University of New South Wales economics professor Tim Harcourt told SmartCompany there is a “bit of a perfect storm” at the moment with lower interest rates and a low Aussie dollar.
“Retailers will be getting a lot of relief with the exchange rate – when the dollar was higher we were exporting to Asia and buying imports from America,” Harcourt says.
“For the domestic retailers, domestic tourism and the very small portion of manufacturing companies that don’t export or compete with exports, the combination of a lower dollar and interest rates will probably help.”
However, Harcourt points out that a lower exchange rate is “not always good” for businesses importing computers and tech equipment.
“It means takeovers from foreign entities are more likely. So a lower dollar is not always a perfect thing for everyone.”
Harcourt says the RBA’s decision will likely boost business confidence in the short term; however, the current political climate is not helping.
Business groups were also cautiously optimistic, with Australian Industry Group chief executive Innes Willox saying the move is a recognition of the soft state of the domestic economy.

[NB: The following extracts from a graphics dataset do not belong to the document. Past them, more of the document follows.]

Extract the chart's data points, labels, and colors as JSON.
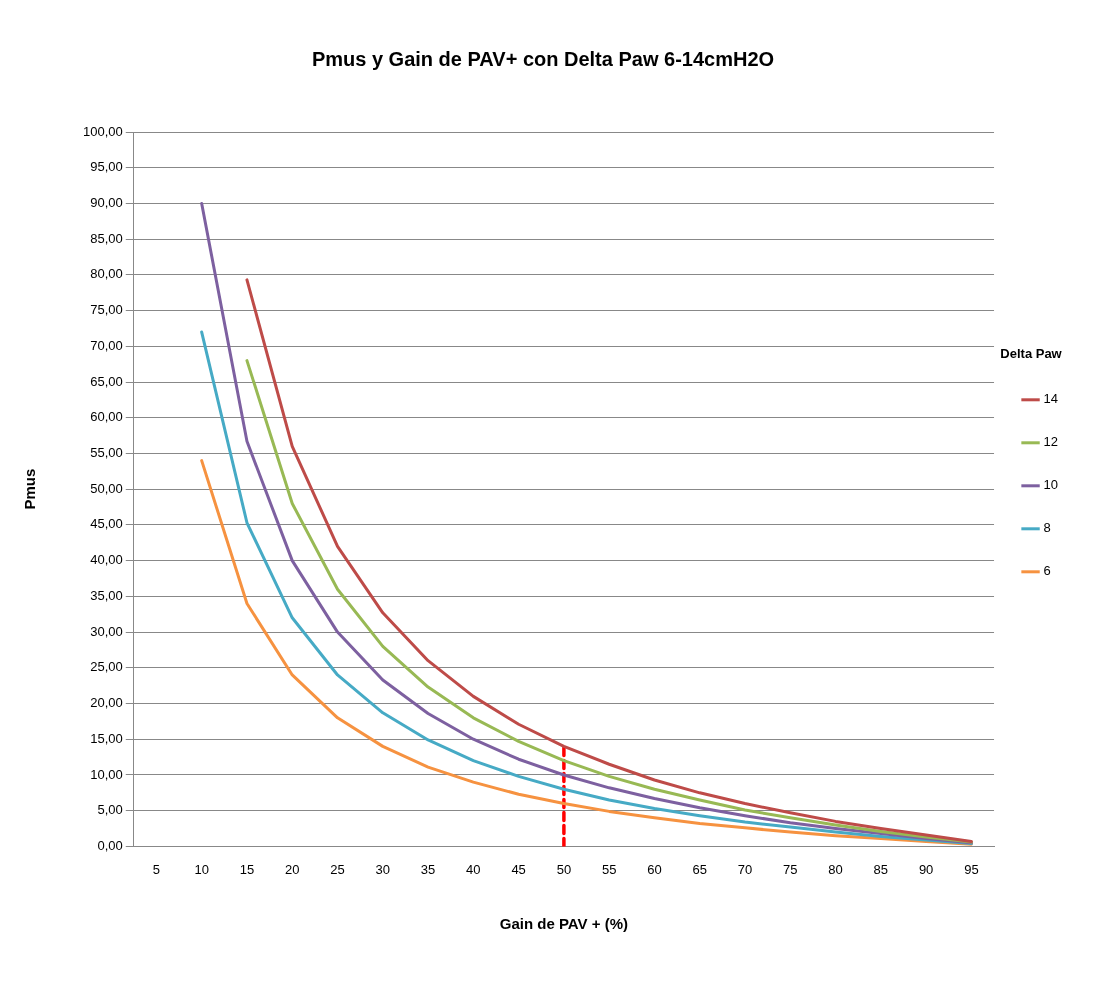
{
  "chart_data": {
    "type": "line",
    "title": "Pmus y Gain de PAV+ con Delta Paw 6-14cmH2O",
    "xlabel": "Gain de PAV + (%)",
    "ylabel": "Pmus",
    "legend_title": "Delta Paw",
    "legend": "right",
    "grid": "y",
    "marker": "none",
    "line_style": "solid",
    "categories": [
      "5",
      "10",
      "15",
      "20",
      "25",
      "30",
      "35",
      "40",
      "45",
      "50",
      "55",
      "60",
      "65",
      "70",
      "75",
      "80",
      "85",
      "90",
      "95"
    ],
    "ylim": [
      0,
      100
    ],
    "yticks": [
      {
        "value": 0,
        "label": "0,00"
      },
      {
        "value": 5,
        "label": "5,00"
      },
      {
        "value": 10,
        "label": "10,00"
      },
      {
        "value": 15,
        "label": "15,00"
      },
      {
        "value": 20,
        "label": "20,00"
      },
      {
        "value": 25,
        "label": "25,00"
      },
      {
        "value": 30,
        "label": "30,00"
      },
      {
        "value": 35,
        "label": "35,00"
      },
      {
        "value": 40,
        "label": "40,00"
      },
      {
        "value": 45,
        "label": "45,00"
      },
      {
        "value": 50,
        "label": "50,00"
      },
      {
        "value": 55,
        "label": "55,00"
      },
      {
        "value": 60,
        "label": "60,00"
      },
      {
        "value": 65,
        "label": "65,00"
      },
      {
        "value": 70,
        "label": "70,00"
      },
      {
        "value": 75,
        "label": "75,00"
      },
      {
        "value": 80,
        "label": "80,00"
      },
      {
        "value": 85,
        "label": "85,00"
      },
      {
        "value": 90,
        "label": "90,00"
      },
      {
        "value": 95,
        "label": "95,00"
      },
      {
        "value": 100,
        "label": "100,00"
      }
    ],
    "series": [
      {
        "name": "14",
        "color": "#be4b48",
        "values": [
          null,
          null,
          79.3,
          56,
          42,
          32.7,
          26,
          21,
          17.1,
          14,
          11.5,
          9.3,
          7.5,
          6,
          4.7,
          3.5,
          2.5,
          1.6,
          0.7
        ]
      },
      {
        "name": "12",
        "color": "#98b954",
        "values": [
          null,
          null,
          68,
          48,
          36,
          28,
          22.3,
          18,
          14.7,
          12,
          9.8,
          8,
          6.5,
          5.1,
          4,
          3,
          2.1,
          1.3,
          0.6
        ]
      },
      {
        "name": "10",
        "color": "#7d60a0",
        "values": [
          null,
          90,
          56.7,
          40,
          30,
          23.3,
          18.6,
          15,
          12.2,
          10,
          8.2,
          6.7,
          5.4,
          4.3,
          3.3,
          2.5,
          1.8,
          1.1,
          0.5
        ]
      },
      {
        "name": "8",
        "color": "#46aac5",
        "values": [
          null,
          72,
          45.3,
          32,
          24,
          18.7,
          14.9,
          12,
          9.8,
          8,
          6.5,
          5.3,
          4.3,
          3.4,
          2.7,
          2,
          1.4,
          0.9,
          0.4
        ]
      },
      {
        "name": "6",
        "color": "#f69240",
        "values": [
          null,
          54,
          34,
          24,
          18,
          14,
          11.1,
          9,
          7.3,
          6,
          4.9,
          4,
          3.2,
          2.6,
          2,
          1.5,
          1.1,
          0.7,
          0.3
        ]
      },
      {
        "type": "line",
        "color": "#ff0000",
        "line_style": "dashed",
        "x": [
          "50",
          "50"
        ],
        "values": [
          0,
          14
        ]
      }
    ]
  }
}
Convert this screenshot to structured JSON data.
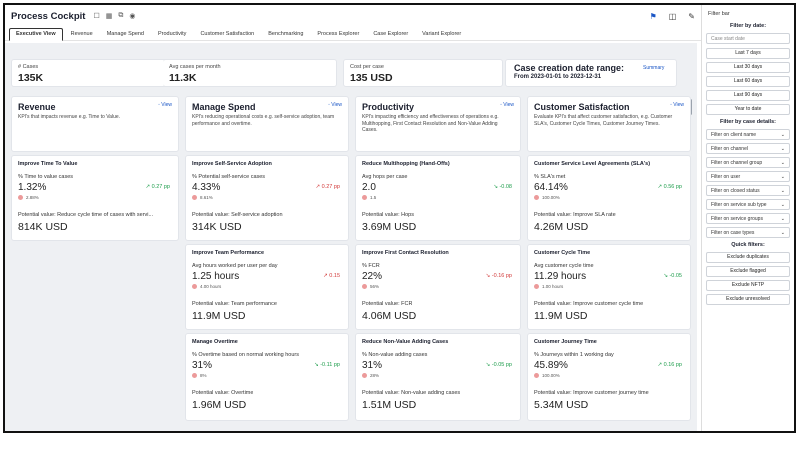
{
  "header": {
    "title": "Process Cockpit",
    "icons": [
      "bookmark-icon",
      "grid-icon",
      "copy-icon",
      "pin-icon",
      "comment-flag-icon",
      "panel-icon",
      "edit-icon"
    ]
  },
  "tabs": [
    {
      "label": "Executive View",
      "active": true
    },
    {
      "label": "Revenue"
    },
    {
      "label": "Manage Spend"
    },
    {
      "label": "Productivity"
    },
    {
      "label": "Customer Satisfaction"
    },
    {
      "label": "Benchmarking"
    },
    {
      "label": "Process Explorer"
    },
    {
      "label": "Case Explorer"
    },
    {
      "label": "Variant Explorer"
    }
  ],
  "kpis": [
    {
      "label": "# Cases",
      "value": "135K"
    },
    {
      "label": "Avg cases per month",
      "value": "11.3K"
    },
    {
      "label": "Cost per case",
      "value": "135 USD"
    }
  ],
  "date_range": {
    "title": "Case creation date range:",
    "text": "From   2023-01-01 to 2023-12-31",
    "summary_link": "Summary"
  },
  "categories": [
    {
      "title": "Revenue",
      "view": "View",
      "desc": "KPI's that impacts revenue e.g. Time to Value."
    },
    {
      "title": "Manage Spend",
      "view": "View",
      "desc": "KPI's reducing operational costs e.g. self-service adoption, team performance and overtime."
    },
    {
      "title": "Productivity",
      "view": "View",
      "desc": "KPI's impacting efficiency and effectiveness of operations e.g. Multihopping, First Contact Resolution and Non-Value Adding Cases."
    },
    {
      "title": "Customer Satisfaction",
      "view": "View",
      "desc": "Evaluate KPI's that affect customer satisfaction, e.g. Customer SLA's, Customer Cycle Times, Customer Journey Times."
    }
  ],
  "metrics": [
    {
      "title": "Improve Time To Value",
      "label": "% Time to value cases",
      "value": "1.32%",
      "trend": "↗ 0.27 pp",
      "dir": "up",
      "sub": "2.88%",
      "pot": "Potential value: Reduce cycle time of cases with servi...",
      "pot_value": "814K USD"
    },
    {
      "title": "Improve Self-Service Adoption",
      "label": "% Potential self-service cases",
      "value": "4.33%",
      "trend": "↗ 0.27 pp",
      "dir": "down",
      "sub": "8.61%",
      "pot": "Potential value: Self-service adoption",
      "pot_value": "314K USD"
    },
    {
      "title": "Reduce Multihopping (Hand-Offs)",
      "label": "Avg hops per case",
      "value": "2.0",
      "trend": "↘ -0.08",
      "dir": "up",
      "sub": "1.5",
      "pot": "Potential value: Hops",
      "pot_value": "3.69M USD"
    },
    {
      "title": "Customer Service Level Agreements (SLA's)",
      "label": "% SLA's met",
      "value": "64.14%",
      "trend": "↗ 0.56 pp",
      "dir": "up",
      "sub": "100.00%",
      "pot": "Potential value: Improve SLA rate",
      "pot_value": "4.26M USD"
    },
    {
      "title": "Improve Team Performance",
      "label": "Avg hours worked per user per day",
      "value": "1.25 hours",
      "trend": "↗ 0.15",
      "dir": "down",
      "sub": "4.00 hours",
      "pot": "Potential value: Team performance",
      "pot_value": "11.9M USD"
    },
    {
      "title": "Improve First Contact Resolution",
      "label": "% FCR",
      "value": "22%",
      "trend": "↘ -0.16 pp",
      "dir": "down",
      "sub": "56%",
      "pot": "Potential value: FCR",
      "pot_value": "4.06M USD"
    },
    {
      "title": "Customer Cycle Time",
      "label": "Avg customer cycle time",
      "value": "11.29 hours",
      "trend": "↘ -0.05",
      "dir": "up",
      "sub": "1.00 hours",
      "pot": "Potential value: Improve customer cycle time",
      "pot_value": "11.9M USD"
    },
    {
      "title": "Manage Overtime",
      "label": "% Overtime based on normal working hours",
      "value": "31%",
      "trend": "↘ -0.11 pp",
      "dir": "up",
      "sub": "8%",
      "pot": "Potential value: Overtime",
      "pot_value": "1.96M USD"
    },
    {
      "title": "Reduce Non-Value Adding Cases",
      "label": "% Non-value adding cases",
      "value": "31%",
      "trend": "↘ -0.05 pp",
      "dir": "up",
      "sub": "28%",
      "pot": "Potential value: Non-value adding cases",
      "pot_value": "1.51M USD"
    },
    {
      "title": "Customer Journey Time",
      "label": "% Journeys within 1 working day",
      "value": "45.89%",
      "trend": "↗ 0.16 pp",
      "dir": "up",
      "sub": "100.00%",
      "pot": "Potential value: Improve customer journey time",
      "pot_value": "5.34M USD"
    }
  ],
  "filter_bar": {
    "title": "Filter bar",
    "date_heading": "Filter by date:",
    "date_placeholder": "Case start date",
    "date_buttons": [
      "Last 7 days",
      "Last 30 days",
      "Last 60 days",
      "Last 90 days",
      "Year to date"
    ],
    "details_heading": "Filter by case details:",
    "selects": [
      "Filter on client name",
      "Filter on channel",
      "Filter on channel group",
      "Filter on user",
      "Filter on closed status",
      "Filter on service sub type",
      "Filter on service groups",
      "Filter on case types"
    ],
    "quick_heading": "Quick filters:",
    "quick_buttons": [
      "Exclude duplicates",
      "Exclude flagged",
      "Exclude NFTP",
      "Exclude unresolved"
    ]
  },
  "colors": {
    "accent": "#1a56c6",
    "trend_up": "#1e9d4c",
    "trend_down": "#d23a3a",
    "canvas_bg": "#eef0f3"
  }
}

“While the lower dollar will help stimulate local activity in time and lower prices for fuel are also favourable for domestic businesses and households, to date these have not been sufficient to counter the sources of weakness in the economy,” Willox said in a statement.
“The additional cut in interest rates announced today will reduce business costs and increase household disposable income and should help lift domestic activity.”
The lower cash rate was also welcomed with open arms by the Australian Retailers Association, with executive director Russell Zimmerman saying local retailers have been waiting for this outcome for some time.
“This decision comes after a drop in fuel costs and the government’s recently announced small business tax cuts, which we hope will also help to overcome mixed international and Australian economic news,” Zimmerman said.
“The ARA also asks banks to pass on this rate cut in full to consumers and businesses. We’re optimistic that the RBA’s decision will provide retailers with some much needed relief and allow them to start the new year with confidence.”